The technique of giving statutory recognition to self-regulatory codes which comply with minimum standards is, of course, not new. It was, for example, one of the unexpected successes of the (now superceded) Fair Trading Act 1973, as it encouraged a wide variety of trade associations to develop and enhance their self-regulatory regimes in order to secure recognition from the Office of Fair Trading . The Unfair Commercial Practices Directive includes amongst its misleading actions ‘non-compliance by a trader with commitments contained in codes of conduct by which the trader has undertaken to be bound’ where the trader has undertaken to be bound by a code and its commitments are not simply aspirational (2005/29/EC, art 6(2)(b)). Such actions are criminalised both in Ireland and the UK (Consumer Protection Act 2007 (Ireland), ss45, 47, Consumer Protection from Unfair Trading Regulations 2008, SI no 1277/2008, regs 5,9.). This oversight does not set any minimum requirements for self-regulatory codes, but rather holds businesses to their commitments to follow them.

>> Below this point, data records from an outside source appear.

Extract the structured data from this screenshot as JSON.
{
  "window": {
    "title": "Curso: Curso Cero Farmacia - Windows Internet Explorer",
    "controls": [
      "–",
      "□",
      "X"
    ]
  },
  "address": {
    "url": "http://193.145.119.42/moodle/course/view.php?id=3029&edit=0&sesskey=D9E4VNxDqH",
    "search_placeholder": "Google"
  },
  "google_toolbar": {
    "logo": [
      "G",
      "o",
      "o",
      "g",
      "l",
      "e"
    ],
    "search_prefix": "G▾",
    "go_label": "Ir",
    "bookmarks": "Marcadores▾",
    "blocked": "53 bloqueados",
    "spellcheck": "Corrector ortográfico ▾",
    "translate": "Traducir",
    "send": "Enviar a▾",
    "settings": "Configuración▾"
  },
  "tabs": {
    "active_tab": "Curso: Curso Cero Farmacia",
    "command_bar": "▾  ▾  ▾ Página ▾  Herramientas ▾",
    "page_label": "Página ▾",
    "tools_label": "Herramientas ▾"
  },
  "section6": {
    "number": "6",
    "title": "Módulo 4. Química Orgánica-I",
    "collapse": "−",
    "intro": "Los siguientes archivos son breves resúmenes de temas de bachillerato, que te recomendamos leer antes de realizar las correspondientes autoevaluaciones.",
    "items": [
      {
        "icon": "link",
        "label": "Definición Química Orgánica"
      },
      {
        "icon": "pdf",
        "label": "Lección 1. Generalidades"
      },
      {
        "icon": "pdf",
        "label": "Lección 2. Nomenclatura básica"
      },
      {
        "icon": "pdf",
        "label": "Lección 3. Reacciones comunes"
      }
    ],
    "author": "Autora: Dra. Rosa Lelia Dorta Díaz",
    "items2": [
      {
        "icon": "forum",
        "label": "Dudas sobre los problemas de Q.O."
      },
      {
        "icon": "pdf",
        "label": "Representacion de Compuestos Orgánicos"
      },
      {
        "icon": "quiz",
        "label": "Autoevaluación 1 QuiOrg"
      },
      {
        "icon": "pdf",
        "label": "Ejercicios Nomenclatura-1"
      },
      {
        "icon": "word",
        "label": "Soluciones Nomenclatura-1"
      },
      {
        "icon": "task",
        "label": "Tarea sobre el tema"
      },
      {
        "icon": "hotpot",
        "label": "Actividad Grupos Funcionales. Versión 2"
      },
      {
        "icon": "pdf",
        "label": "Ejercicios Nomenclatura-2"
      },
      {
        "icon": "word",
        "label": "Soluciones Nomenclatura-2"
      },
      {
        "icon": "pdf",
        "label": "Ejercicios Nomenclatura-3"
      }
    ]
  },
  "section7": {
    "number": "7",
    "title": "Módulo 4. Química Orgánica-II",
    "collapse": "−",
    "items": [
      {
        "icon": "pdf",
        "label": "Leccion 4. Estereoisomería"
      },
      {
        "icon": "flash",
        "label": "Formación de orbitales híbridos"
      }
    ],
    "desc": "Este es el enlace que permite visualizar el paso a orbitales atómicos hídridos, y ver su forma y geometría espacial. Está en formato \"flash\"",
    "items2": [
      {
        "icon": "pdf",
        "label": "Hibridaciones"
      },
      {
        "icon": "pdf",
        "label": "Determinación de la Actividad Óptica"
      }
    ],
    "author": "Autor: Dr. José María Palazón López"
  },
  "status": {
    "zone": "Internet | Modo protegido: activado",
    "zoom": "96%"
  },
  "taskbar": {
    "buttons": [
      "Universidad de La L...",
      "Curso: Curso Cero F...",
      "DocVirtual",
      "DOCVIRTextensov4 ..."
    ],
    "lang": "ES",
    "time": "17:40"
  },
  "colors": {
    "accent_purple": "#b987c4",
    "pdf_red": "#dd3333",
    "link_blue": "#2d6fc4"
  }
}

Any attempt to work out appropriate regulatory responses to policy problems is likely to be shaped both by conceptual understanding of regulation, and the understanding the makeup of the targeted sector. The approach set out in this brief note suggests it is worth taking time to puzzle over issues such as the distribution of regulatory capacity and then to find ways to harness and oversee that capacity, whether it is held by government, associations, firms or NGOs. Such an approach has potential to engender stronger engagement between the variety of stakeholders within any regime and, arguably, a better understanding of the regime through which to achieve a degree of accountability. The approach has potential to address not only issues of capacity, but also the scope for alignment between public and private interests and regulatory regimes, and issues of democratic participation and accountability.